First the red zone. For my advanced statistics, I tend to use my own red zone definition: the opponent's 40-yard line and not the 20. Why? Two main reasons. First, I'm anti-social. It is what it is. Second, and more importantly, good offenses tend to be more different if we stretch the boundaries a bit. The average average difference between good and bad offenses in the 20s is not really big. However, if the calls usually change as a team approaches the opponent's 30, extending the definition helps to distinguish between good and bad.
It obviously helps to distinguish good recipients from bad ones.
I'm not even sure if you can call Hunter Renfrow a sleeper at this time after his outstanding Senior Bowl performance, but he's still planned in the fourth round or so, I say he's qualified.
In any case, during his four seasons, Renfrow went from complementary owner to All-American as Clemson approached the endzone. He scored the most famous touchdown catch of Clemson history on a two-meter throw.
The saying goes that you need a beautiful, full-bodied target to score in the red zone. This list could not put this truism back harder. Metcalf, the largest of the recipients with the largest body, had the second worst catch rate in the red zone and the worst target value of the group. David Sills V, another big body, scored an absurd number of landings in college (33 in 2017/18), but required a ton of targets to reach the finish. Notre Dame 6 & 4; 4 Miles Boykin was also at the bottom of the catch-rate equation.
By now, Renfrow was by far the most efficient one here. He proves that Mesh does what we believe fade routes work in the red zone. Hollywood Brown, the second-best from the catch-up perspective, is also 5 & # 39; 10. A.J. Brown and Terry McLaurin are 6-0, Terry Godwin 5/11.
Indeed, the only big body close to this list is that of Tennessee, RB-turn-Baylor, WR Jalen Hurd.
This is the type of passports that are thrown. Faded routes are inherently low percentages – most of them have the knowledge that either your guy will catch it or that it will be incomplete. But it's not the fault of Renfrow or Brown that other offensive coordinators called inefficient games.
As a Blend Downs I define the Downs, in which the pass-pass rate goes extremely strong.
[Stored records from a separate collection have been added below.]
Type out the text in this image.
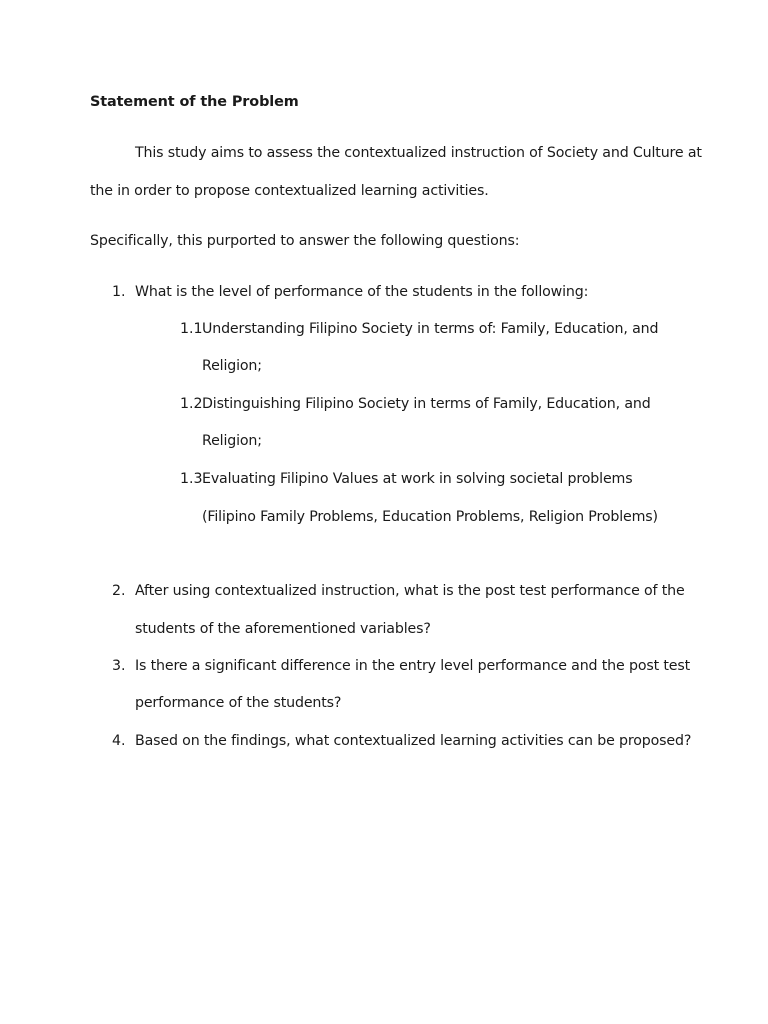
Statement of the Problem
This study aims to assess the contextualized instruction of Society and Culture at
the in order to propose contextualized learning activities.
Specifically, this purported to answer the following questions:
1. What is the level of performance of the students in the following:
1.1 Understanding Filipino Society in terms of: Family, Education, and
Religion;
1.2 Distinguishing Filipino Society in terms of Family, Education, and
Religion;
1.3 Evaluating Filipino Values at work in solving societal problems
(Filipino Family Problems, Education Problems, Religion Problems)
2. After using contextualized instruction, what is the post test performance of the
students of the aforementioned variables?
3. Is there a significant difference in the entry level performance and the post test
performance of the students?
4. Based on the findings, what contextualized learning activities can be proposed?
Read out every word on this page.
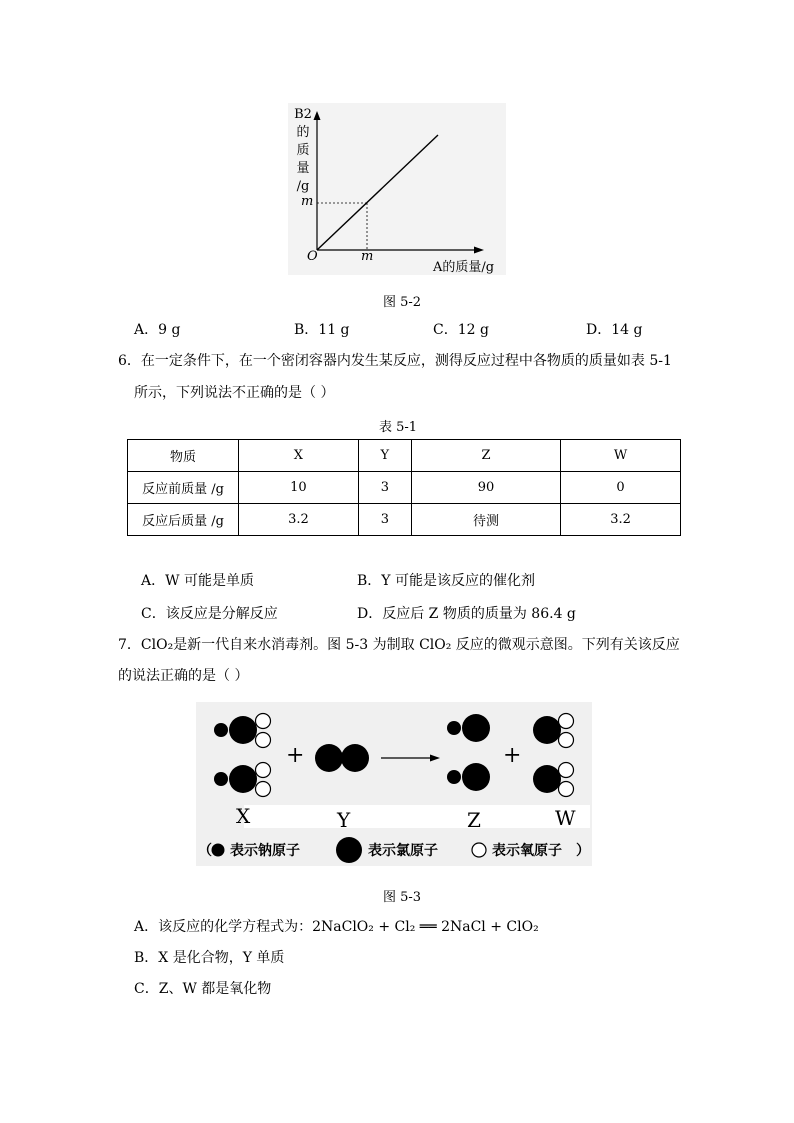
B2
的
质
量
/g
m
O	m
A的质量/g
图 5-2
A．9 g	B．11 g	C．12 g	D．14 g
6．在一定条件下，在一个密闭容器内发生某反应，测得反应过程中各物质的质量如表 5-1
所示，下列说法不正确的是（ ）
表 5-1
物质	X	Y	Z	W
反应前质量 /g	10	3	90	0
反应后质量 /g	3.2	3	待测	3.2
A．W 可能是单质	B．Y 可能是该反应的催化剂
C．该反应是分解反应	D．反应后 Z 物质的质量为 86.4 g
7．ClO₂是新一代自来水消毒剂。图 5-3 为制取 ClO₂ 反应的微观示意图。下列有关该反应
的说法正确的是（ ）
+	+
X	Y	Z	W
（ 表示钠原子	表示氯原子	表示氧原子 ）
图 5-3
A．该反应的化学方程式为：2NaClO₂ + Cl₂ ══ 2NaCl + ClO₂
B．X 是化合物，Y 单质
C．Z、W 都是氧化物
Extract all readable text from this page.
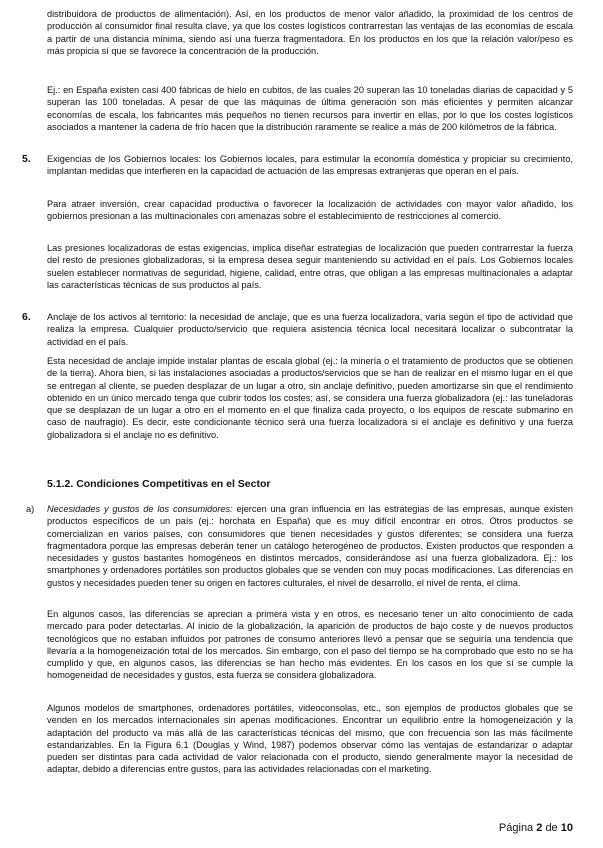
distribuidora de productos de alimentación). Así, en los productos de menor valor añadido, la proximidad de los centros de producción al consumidor final resulta clave, ya que los costes logísticos contrarrestan las ventajas de las economías de escala a partir de una distancia mínima, siendo así una fuerza fragmentadora. En los productos en los que la relación valor/peso es más propicia sí que se favorece la concentración de la producción.

Ej.: en España existen casi 400 fábricas de hielo en cubitos, de las cuales 20 superan las 10 toneladas diarias de capacidad y 5 superan las 100 toneladas. A pesar de que las máquinas de última generación son más eficientes y permiten alcanzar economías de escala, los fabricantes más pequeños no tienen recursos para invertir en ellas, por lo que los costes logísticos asociados a mantener la cadena de frío hacen que la distribución raramente se realice a más de 200 kilómetros de la fábrica.

5. Exigencias de los Gobiernos locales: los Gobiernos locales, para estimular la economía doméstica y propiciar su crecimiento, implantan medidas que interfieren en la capacidad de actuación de las empresas extranjeras que operan en el país.

Para atraer inversión, crear capacidad productiva o favorecer la localización de actividades con mayor valor añadido, los gobiernos presionan a las multinacionales con amenazas sobre el establecimiento de restricciones al comercio.

Las presiones localizadoras de estas exigencias, implica diseñar estrategias de localización que pueden contrarrestar la fuerza del resto de presiones globalizadoras, si la empresa desea seguir manteniendo su actividad en el país. Los Gobiernos locales suelen establecer normativas de seguridad, higiene, calidad, entre otras, que obligan a las empresas multinacionales a adaptar las características técnicas de sus productos al país.

6. Anclaje de los activos al territorio: la necesidad de anclaje, que es una fuerza localizadora, varía según el tipo de actividad que realiza la empresa. Cualquier producto/servicio que requiera asistencia técnica local necesitará localizar o subcontratar la actividad en el país.

Esta necesidad de anclaje impide instalar plantas de escala global (ej.: la minería o el tratamiento de productos que se obtienen de la tierra). Ahora bien, si las instalaciones asociadas a productos/servicios que se han de realizar en el mismo lugar en el que se entregan al cliente, se pueden desplazar de un lugar a otro, sin anclaje definitivo, pueden amortizarse sin que el rendimiento obtenido en un único mercado tenga que cubrir todos los costes; así, se considera una fuerza globalizadora (ej.: las tuneladoras que se desplazan de un lugar a otro en el momento en el que finaliza cada proyecto, o los equipos de rescate submarino en caso de naufragio). Es decir, este condicionante técnico será una fuerza localizadora si el anclaje es definitivo y una fuerza globalizadora si el anclaje no es definitivo.

5.1.2. Condiciones Competitivas en el Sector
a) Necesidades y gustos de los consumidores: ejercen una gran influencia en las estrategias de las empresas, aunque existen productos específicos de un país (ej.: horchata en España) que es muy difícil encontrar en otros. Otros productos se comercializan en varios países, con consumidores que tienen necesidades y gustos diferentes; se considera una fuerza fragmentadora porque las empresas deberán tener un catálogo heterogéneo de productos. Existen productos que responden a necesidades y gustos bastantes homogéneos en distintos mercados, considerándose así una fuerza globalizadora. Ej.: los smartphones y ordenadores portátiles son productos globales que se venden con muy pocas modificaciones. Las diferencias en gustos y necesidades pueden tener su origen en factores culturales, el nivel de desarrollo, el nivel de renta, el clima.

En algunos casos, las diferencias se aprecian a primera vista y en otros, es necesario tener un alto conocimiento de cada mercado para poder detectarlas. Al inicio de la globalización, la aparición de productos de bajo coste y de nuevos productos tecnológicos que no estaban influidos por patrones de consumo anteriores llevó a pensar que se seguiría una tendencia que llevaría a la homogeneización total de los mercados. Sin embargo, con el paso del tiempo se ha comprobado que esto no se ha cumplido y que, en algunos casos, las diferencias se han hecho más evidentes. En los casos en los que sí se cumple la homogeneidad de necesidades y gustos, esta fuerza se considera globalizadora.

Algunos modelos de smartphones, ordenadores portátiles, videoconsolas, etc., son ejemplos de productos globales que se venden en los mercados internacionales sin apenas modificaciones. Encontrar un equilibrio entre la homogeneización y la adaptación del producto va más allá de las características técnicas del mismo, que con frecuencia son las más fácilmente estandarizables. En la Figura 6.1 (Douglas y Wind, 1987) podemos observar cómo las ventajas de estandarizar o adaptar pueden ser distintas para cada actividad de valor relacionada con el producto, siendo generalmente mayor la necesidad de adaptar, debido a diferencias entre gustos, para las actividades relacionadas con el marketing.

Página 2 de 10
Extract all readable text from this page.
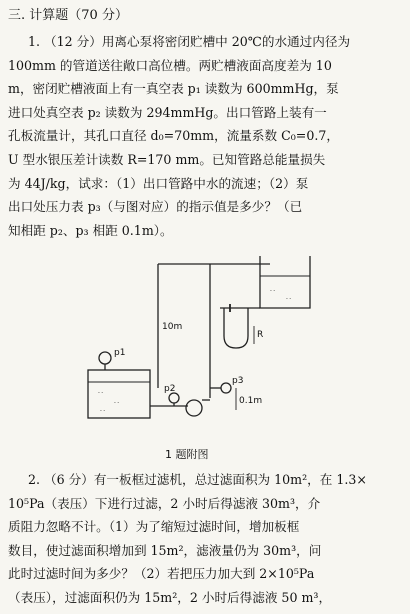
三. 计算题（70 分）
1. （12 分）用离心泵将密闭贮槽中 20℃的水通过内径为
100mm 的管道送往敞口高位槽。两贮槽液面高度差为 10
m，密闭贮槽液面上有一真空表 p₁ 读数为 600mmHg，泵
进口处真空表 p₂ 读数为 294mmHg。出口管路上装有一
孔板流量计，其孔口直径 d₀=70mm，流量系数 C₀=0.7，
U 型水银压差计读数 R=170 mm。已知管路总能量损失
为 44J/kg，试求：（1）出口管路中水的流速；（2）泵
出口处压力表 p₃（与图对应）的指示值是多少？（已
知相距 p₂、p₃ 相距 0.1m）。
- -
- -
- -
- -
- -
10m
R
0.1m
p1
p2
p3
1 题附图
2. （6 分）有一板框过滤机，总过滤面积为 10m²，在 1.3×
10⁵Pa（表压）下进行过滤，2 小时后得滤液 30m³，介
质阻力忽略不计。（1）为了缩短过滤时间，增加板框
数目，使过滤面积增加到 15m²，滤液量仍为 30m³，问
此时过滤时间为多少？（2）若把压力加大到 2×10⁵Pa
（表压），过滤面积仍为 15m²，2 小时后得滤液 50 m³，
The definitions for the college and the pro-definitions are different, but for the college level, there are first or second-and-22 or more and third or four-and-5 or more. These are the depths in which the college defense can safely try to relegate to quarterback.
Here are the fishing quotas and the average of the prospects for lightning lows.
Due to Ohio State's screen-heavy railways, Parris Campbell had a nice 72 percent catch rate at lightning-downs, but on average not as many meters per target as others. Emanuel Hall was a great guy with a 50-50 ball on the sideline, and Hollywood Brown was even more dominant in these key situations than in others.
One name, however, is particularly noteworthy and not in a good range way: DK Metcalf was absolutely, positively horrible at Lightning Downs.
Let me rewrite: In the Downs, where the offense needed his playmakers to get the most, Metcalf was not only mediocre – he was terrible. He caught one of four lightning passes and generally did not go anywhere. His battery mate DaMarkus Lodge did not do much either.
No, when Ole Miss Quarterbacks – whether it was Shea Patterson (before moving to Michigan) or Jordan Ta'amu – needed a degree, they knew that they were A.J. Brown. Not only did he offer pretty easy pitch-and-catch possibilities from the slot, he also did something with these catches.
That should mean something, right? Metcalf is an exciting downfield threat and looks extraordinary when his shirt is off. But he is like a one-piece helper – an intimidating Lee Smith level certainly, but still a helper. Brown was the staff ace. (And, to be honest, the liver is not exactly a pattern.)
Composing potential is great, but Brown has potential and was a detectable producer. Based on what we know about each, it is absurd that Metcalf in the draft is likely to go before Brown.